Zwei Dinge sind also sehr wichtig, um Gleichberechtigung schon im Kinderzimmer zu lehren:
- Selbst ein Vorbild sein: Kinder schauen ihren Eltern zu, wie diese sich zu Dingen verhalten. Wenn sie ihre Eltern darin beobachten, dass beispielsweise nur der Vater beruflich erfolgreich ist oder sein darf, dann übertragen Kinder dies in ihre Vorstellungen von der Welt.
Am besten ist es also, Gleichberechtigung zu leben. Das könnte so aussehen, dass beide Elternteile sich beruflich verwirklichen dürfen und beide Elternteile Teile der Erziehung übernehmen. Beispielsweise: Beide nehmen nacheinander die Elternzeit. Mama schreibt ein Buch während Papa Zuhause bei den Kindern bleibt und Papa macht eine Weiterbildung, als Mama ihre Elternzeit nimmt. Es ist wichtig als Eltern das Bild zu vermitteln, dass man sowohl als Mann und auch als Frau alles sein darf: traurig, stark, ehrgeizig, abenteuerlustig, mutig und einfühlsam.
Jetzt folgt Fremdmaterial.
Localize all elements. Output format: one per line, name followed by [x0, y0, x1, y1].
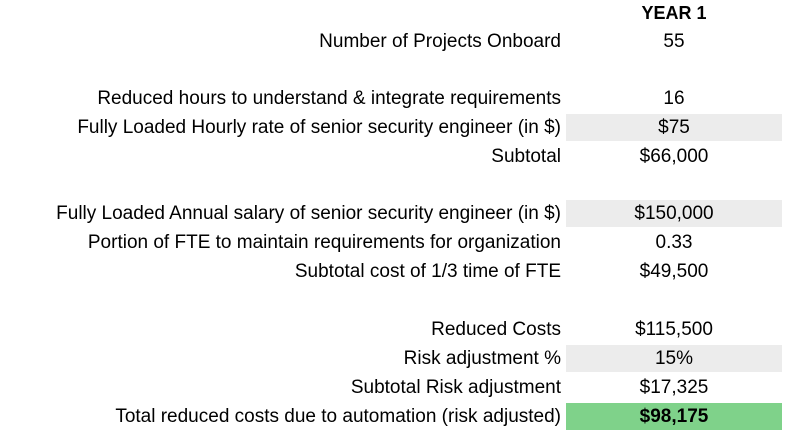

- Jungs und Mädchen gleichermaßen zu bestärken, ihren eigenen Weg zu gehen: Ihnen Mut zu machen. Ganz nach Pippi Langstrumpf: "Das haben wir noch nie probiert, also geht es sicher gut." Natürlich muss man Kindern auch mal Grenzen setzen, es ist aber wichtig, dass man die Kinder dabei ähnlich behandelt, ob sie nun Jungs sind oder Mädchen.